A cada duas semanas, postarei neste espaço uma crônica sobre meu cotidiano. Nesta edição, a história de um postal encontrado no hall do meu prédio.

O postal

Numa manhã qualquer, voltando da academia, vi um papel pequeno manuscrito em cima de uma mesa no hall do meu prédio. Achei curioso ver uma letra cursiva dando sopa em um lugar de passagem como aquele. Peguei o papel. Ele era mais pesado que uma folha sulfite e havia um selo colado em seu canto superior direito. Tratava-se de um cartão-postal.
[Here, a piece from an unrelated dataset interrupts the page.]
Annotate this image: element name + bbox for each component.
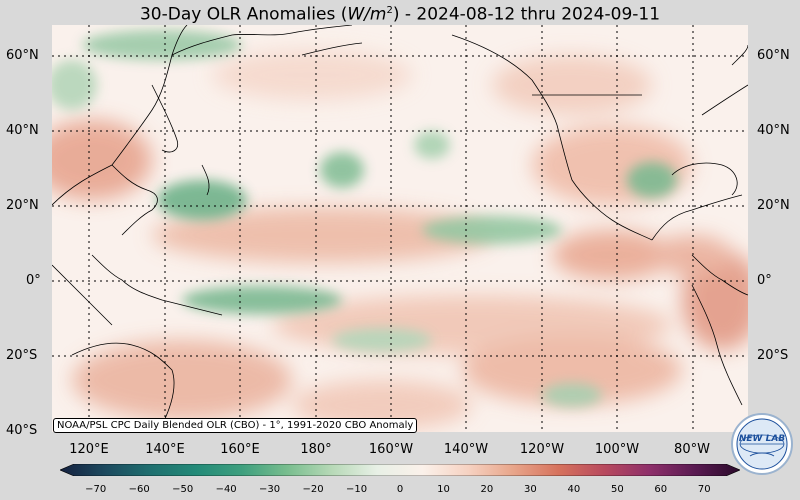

Quando era menina, colecionava cartões-postais. Não sei de onde veio a vontade de acumular papéis com fotos de lugares turísticos. Comprava alguns durante as minhas viagens e pedia para as pessoas me comprarem quando viajassem. É claro que era mais legal quando meus amigos escreviam uma mensagem, compravam um selo e o enviavam de uma cidade diferente da minha. No entanto, sempre fiquei intrigada com a confidencialidade dos postais: como escrever algo para alguém sem o esconderijo de um envelope, deixando a mensagem livre para ser lida por um bisbilhoteiro ou uma bisbilhoteira qualquer? Não sei bem o que queria esconder, sobretudo naquela época. Todas as mensagens de postais são iguais.
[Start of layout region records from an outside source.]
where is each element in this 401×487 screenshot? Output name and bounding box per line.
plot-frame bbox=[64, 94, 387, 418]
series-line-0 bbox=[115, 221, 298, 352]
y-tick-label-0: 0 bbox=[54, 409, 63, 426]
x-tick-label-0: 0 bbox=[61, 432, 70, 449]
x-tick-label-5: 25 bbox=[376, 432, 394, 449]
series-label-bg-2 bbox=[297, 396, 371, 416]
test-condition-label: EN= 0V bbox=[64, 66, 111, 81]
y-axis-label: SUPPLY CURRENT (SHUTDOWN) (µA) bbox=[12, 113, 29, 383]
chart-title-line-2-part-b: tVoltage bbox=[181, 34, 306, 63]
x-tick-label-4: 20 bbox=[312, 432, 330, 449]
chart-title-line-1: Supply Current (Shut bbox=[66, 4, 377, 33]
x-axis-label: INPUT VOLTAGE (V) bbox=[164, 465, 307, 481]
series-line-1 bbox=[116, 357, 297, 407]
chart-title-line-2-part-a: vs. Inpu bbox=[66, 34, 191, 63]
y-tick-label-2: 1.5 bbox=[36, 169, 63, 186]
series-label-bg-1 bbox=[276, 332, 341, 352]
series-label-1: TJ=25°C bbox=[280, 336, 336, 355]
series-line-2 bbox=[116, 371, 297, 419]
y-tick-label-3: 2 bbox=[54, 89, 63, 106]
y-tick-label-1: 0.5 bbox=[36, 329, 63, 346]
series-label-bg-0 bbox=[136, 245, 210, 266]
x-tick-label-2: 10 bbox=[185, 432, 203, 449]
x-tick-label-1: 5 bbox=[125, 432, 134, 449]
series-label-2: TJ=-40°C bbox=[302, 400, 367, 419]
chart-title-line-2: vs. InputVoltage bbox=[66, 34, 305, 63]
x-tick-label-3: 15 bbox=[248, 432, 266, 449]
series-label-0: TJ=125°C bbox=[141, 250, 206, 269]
O postal que estava em minhas mãos era para um tal de Toby, do prédio ao lado. Chegou ali por engano. Mas, sem engano nenhum, li a mensagem. Nada de “fui a Porto Seguro e me lembrei de você” ou “gostaria de ter você aqui em NY comigo” ou “Paris é mesmo um sonho”. Era uma mini-carta de amizade, da Jessica desejando ao Toby uma primavera repleta de desabrochares intensos, com tudo aquilo que a vida pudesse render ao momento. Além disso, Jessica não poupou adjetivos entusiásticos para falar o quão Toby era especial, um cara que merecia ser feliz e estar próximo a pessoas que o fizessem bem. No verso da mensagem, uma foto de uma mesa encostada em uma parede de azulejos brancos com arabescos pintados em azul. Sobre a mesa, dois cálices de vinhos do porto e dois pastéis de nata, diretamente da confeitaria Pastéis de Belém, em Lisboa.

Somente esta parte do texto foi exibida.